ゼブラフィッシュの警報物質 〜抽出から行動反応まで〜
2012年78月21日 スーパーサイエンスハイスクールの生徒対象の実習を行いました。
警報物質とは、魚の体表が傷ついた時に放出される化学物質で、周囲の仲間に捕食者や外敵の存在を伝える役割があります。「警告物質」とか「警報フェロモン」などともよばれています。
今回は、ゼブラフィッシュの皮膚からこの警報物質を含む水溶性画分を抽出し、これを実際に他のゼブラフィッシュがいる水槽に添加した時に現れる恐怖反応を観察しました。
さらに、ゼブラフィッシュの表皮の組織標本を作成して、この警報物質を含んでいるとされる細胞の観察も行いました。
1日がかりで盛りだくさんの実習でしたが、皆真剣に取り組み、予想以上にクリアな結果が得られました。
以下、生徒さんたちの感想です。

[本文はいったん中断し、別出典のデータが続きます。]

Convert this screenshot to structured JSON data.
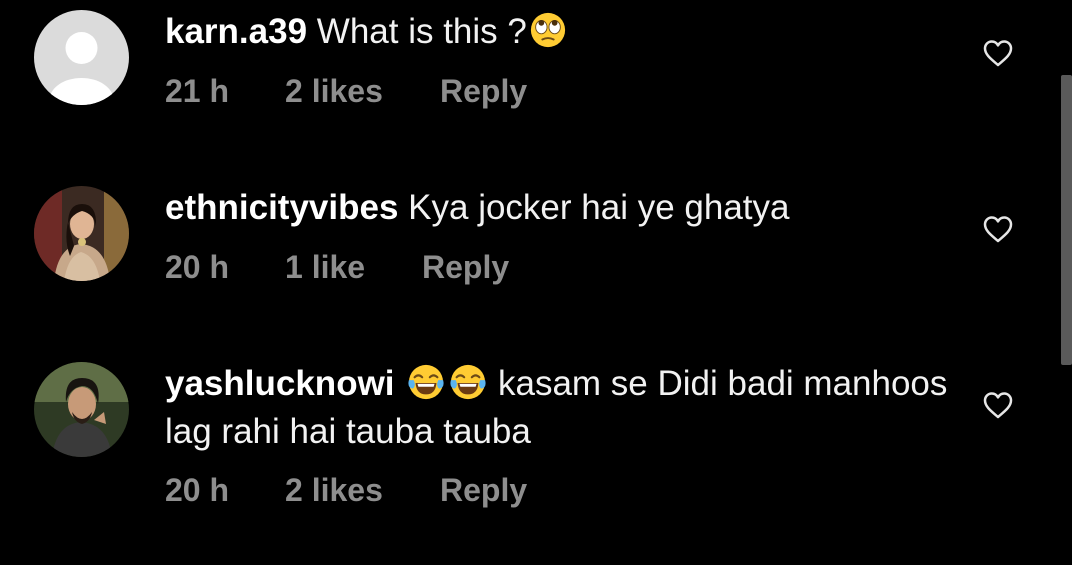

みなさん、とても深く考えてくれました。嬉しいかぎりです。
実際にゼブラフィッシュの鱗をとって実験するのは初めてだったので,少し緊張した。固定や染色,パソコンを使った実験でとても分かり易かった。
普段じゃ到底出来ないような観察とかができて楽しかった。
考える事はとても大切なことだと思いました。ひとつの事実から何を思うか。それには「知識」も必要だし,勉強って大切だな。
一日通して学んだので,いつもより中身の多い学習になったと思う。実際に手を動かすことが多くて楽しかった。
生物を用いて実験するのは,一見簡単そうに見えても生物が受け継いできた構造が入り組んでいるためとても難しいことが分かった。結果を得られてもそれは生物本来の何かや,まだ判明していない環境に対する反応など色々なものが重なっていると思われるので,パーフェクトな結果とは言えないのではないかと思った。理論で全てを解決できる訳ではないところが,とても繊細で難しいけど素敵だと思った。
ちょっと傷つけるだけで,警告物質が出てしまうので,行動実験をする際にはとても丁重に扱わないといけないと思った。個体差がかなりあることが改めて分かった。
1つの事実からいろんな事を考察する。生物は他の学問と違って,生物の生得的なものまで関連するので,とても広大だと思いました。
同じようにゼブラフィッシュを使った研究をしているので,実験方法など,実際的な所で学ぶ事が多かった。